Di Film itu juga menceritakan bagaimana
pohon-pohon habis ditebang, digantikan dengan kelapa sawit. Dan di sini,
lagi-lagi keuntungan menjadi alasan paling utama.
Baiklah, yang saya tahu kelapa sawit
memang jadi penyumbang devisa negara terbanyak. Luas lahan sawit sekarang ini
juga sudah lebih dari 11,4 juta hektar. Tentu lahan seluas itu, dulunya
diambilkan dari hutan lindung, yang kaya dengan flora dan fauna. Hilangnya
fungsi hutan sebagaimana mestinya, turut memusnahkan atau memunahkan ragam
pohon dan satwa yang ada di dalamnya. Miris bukan?

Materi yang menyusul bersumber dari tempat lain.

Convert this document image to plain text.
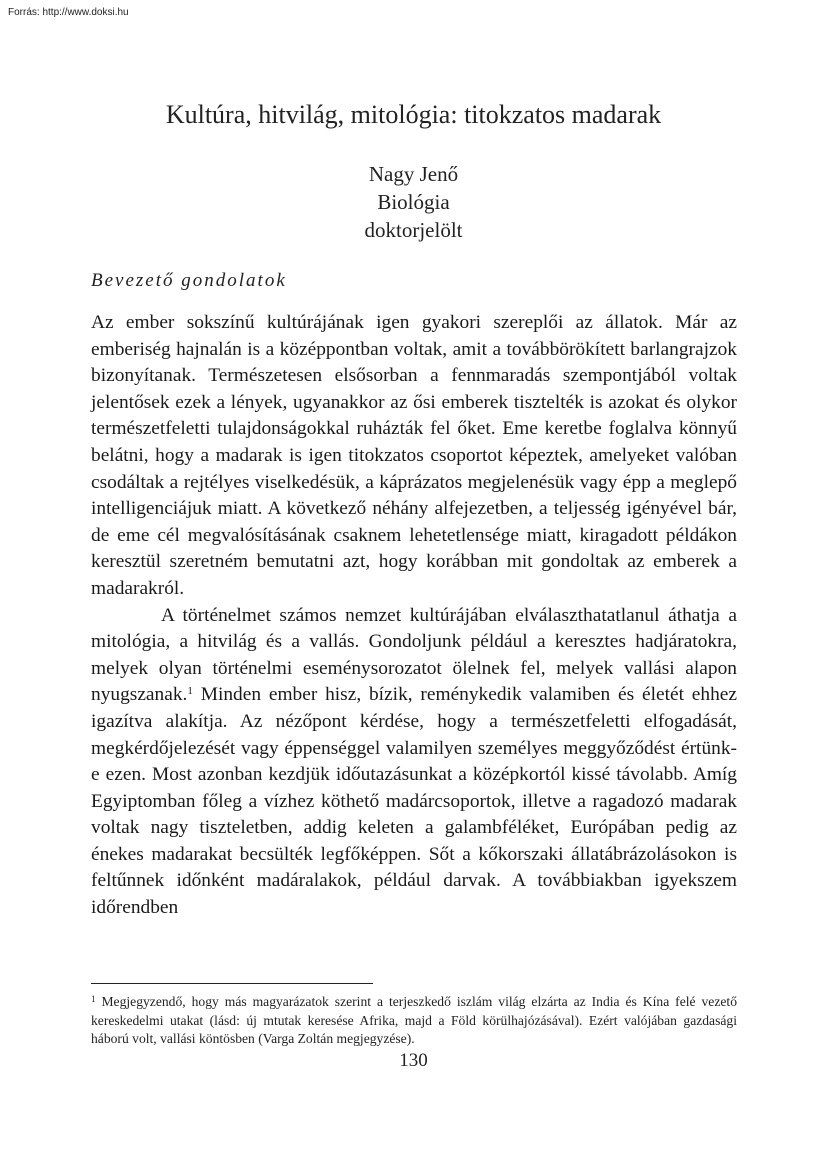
Forrás: http://www.doksi.hu
Kultúra, hitvilág, mitológia: titokzatos madarak
Nagy Jenő
Biológia
doktorjelölt
Bevezető gondolatok

Az ember sokszínű kultúrájának igen gyakori szereplői az állatok. Már az emberiség hajnalán is a középpontban voltak, amit a továbbörökített barlangrajzok bizonyítanak. Természetesen elsősorban a fennmaradás szempontjából voltak jelentősek ezek a lények, ugyanakkor az ősi emberek tisztelték is azokat és olykor természetfeletti tulajdonságokkal ruházták fel őket. Eme keretbe foglalva könnyű belátni, hogy a madarak is igen titokzatos csoportot képeztek, amelyeket valóban csodáltak a rejtélyes viselkedésük, a káprázatos megjelenésük vagy épp a meglepő intelligenciájuk miatt. A következő néhány alfejezetben, a teljesség igényével bár, de eme cél megvalósításának csaknem lehetetlensége miatt, kiragadott példákon keresztül szeretném bemutatni azt, hogy korábban mit gondoltak az emberek a madarakról.

A történelmet számos nemzet kultúrájában elválaszthatatlanul áthatja a mitológia, a hitvilág és a vallás. Gondoljunk például a keresztes hadjáratokra, melyek olyan történelmi eseménysorozatot ölelnek fel, melyek vallási alapon nyugszanak.$^1$ Minden ember hisz, bízik, reménykedik valamiben és életét ehhez igazítva alakítja. Az nézőpont kérdése, hogy a természetfeletti elfogadását, megkérdőjelezését vagy éppenséggel valamilyen személyes meggyőződést értünk-e ezen. Most azonban kezdjük időutazásunkat a középkortól kissé távolabb. Amíg Egyiptomban főleg a vízhez köthető madárcsoportok, illetve a ragadozó madarak voltak nagy tiszteletben, addig keleten a galambféléket, Európában pedig az énekes madarakat becsülték legfőképpen. Sőt a kőkorszaki állatábrázolásokon is feltűnnek időnként madáralakok, például darvak. A továbbiakban igyekszem időrendben

$^1$ Megjegyzendő, hogy más magyarázatok szerint a terjeszkedő iszlám világ elzárta az India és Kína felé vezető kereskedelmi utakat (lásd: új mtutak keresése Afrika, majd a Föld körülhajózásával). Ezért valójában gazdasági háború volt, vallási köntösben (Varga Zoltán megjegyzése).
130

Saya jadi berpikir ulang pas mau beli HVS
A4, mengingat kejahatan yang sudah dilakukan oeh manusia terhadap alam. hidup
saya jadi mirip simbiosis parasitisme, dimana cuma ada manusia yang
diuntungkan. Kan jadi tak adil? Sementara pohon-pohon makin berdarah-darah dan
punah, manusia justru makin rakus tak terkendali.
Saya jadi seperti yang melanggengkan
pelacuran. Di mana saya menjadikan produk-produk yang punya bahan dasar minyak
sawit sebagai candu. Memakai kertas-kertas HVS A4 itu sebagai komoditas primer.

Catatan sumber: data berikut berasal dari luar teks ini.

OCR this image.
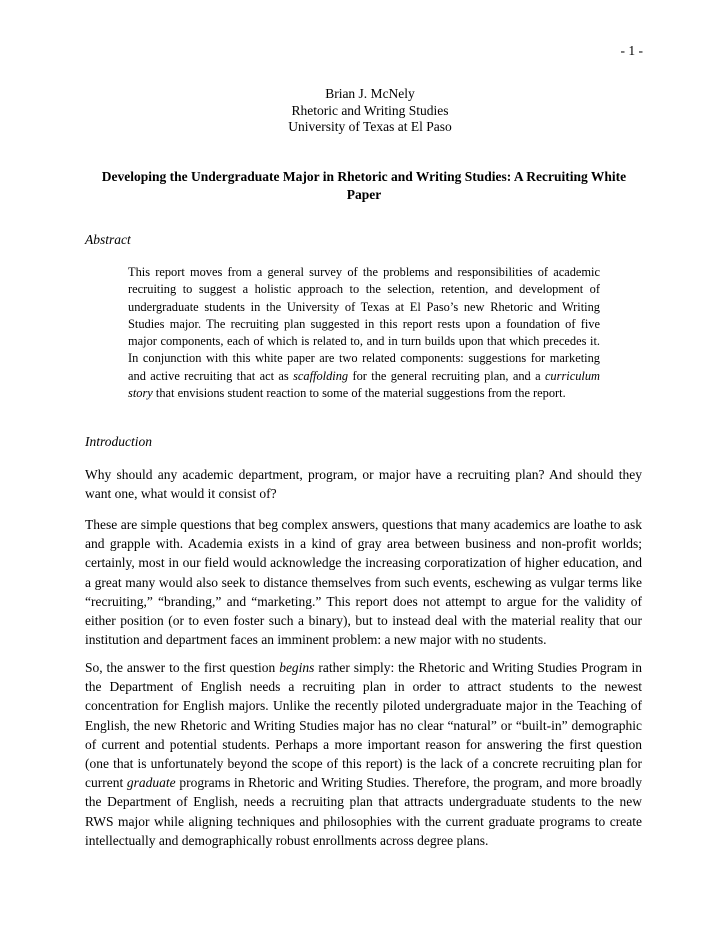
- 1 -
Brian J. McNely
Rhetoric and Writing Studies
University of Texas at El Paso
Developing the Undergraduate Major in Rhetoric and Writing Studies: A Recruiting White Paper
Abstract

This report moves from a general survey of the problems and responsibilities of academic recruiting to suggest a holistic approach to the selection, retention, and development of undergraduate students in the University of Texas at El Paso’s new Rhetoric and Writing Studies major. The recruiting plan suggested in this report rests upon a foundation of five major components, each of which is related to, and in turn builds upon that which precedes it. In conjunction with this white paper are two related components: suggestions for marketing and active recruiting that act as scaffolding for the general recruiting plan, and a curriculum story that envisions student reaction to some of the material suggestions from the report.

Introduction

Why should any academic department, program, or major have a recruiting plan? And should they want one, what would it consist of?

These are simple questions that beg complex answers, questions that many academics are loathe to ask and grapple with. Academia exists in a kind of gray area between business and non-profit worlds; certainly, most in our field would acknowledge the increasing corporatization of higher education, and a great many would also seek to distance themselves from such events, eschewing as vulgar terms like “recruiting,” “branding,” and “marketing.” This report does not attempt to argue for the validity of either position (or to even foster such a binary), but to instead deal with the material reality that our institution and department faces an imminent problem: a new major with no students.

So, the answer to the first question begins rather simply: the Rhetoric and Writing Studies Program in the Department of English needs a recruiting plan in order to attract students to the newest concentration for English majors. Unlike the recently piloted undergraduate major in the Teaching of English, the new Rhetoric and Writing Studies major has no clear “natural” or “built-in” demographic of current and potential students. Perhaps a more important reason for answering the first question (one that is unfortunately beyond the scope of this report) is the lack of a concrete recruiting plan for current graduate programs in Rhetoric and Writing Studies. Therefore, the program, and more broadly the Department of English, needs a recruiting plan that attracts undergraduate students to the new RWS major while aligning techniques and philosophies with the current graduate programs to create intellectually and demographically robust enrollments across degree plans.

Ini semacam pelacuran seonggok daging bernama manusia kepada kapitalisme. Dan
apa yang saya lakukan memang tuntutan atau keterpakasaan, bukankah sama saja? Bukankah
seorang pelacur juga bekerja karena tuntutan ekonomi dan bukan sebab
ketulus-ikhlasannya?
Yaaa… tapi pada akhirnya saya tetap kalah
pada sebuah peraturan, pada sebuah kebijakan. Finally, mahasiswa
semester akhir inipun terpaksa membeli satu rim kertas HVS A4 untuk modal
skripsinya. Dia –dan juga saya– tetap menggunakan sabun, shampo, hand and
body lotion, dan beberapa produk yang berbahan dasar minyak sawit. Yaa
akhirnya begitu. Kita belum bisa melawan candu. []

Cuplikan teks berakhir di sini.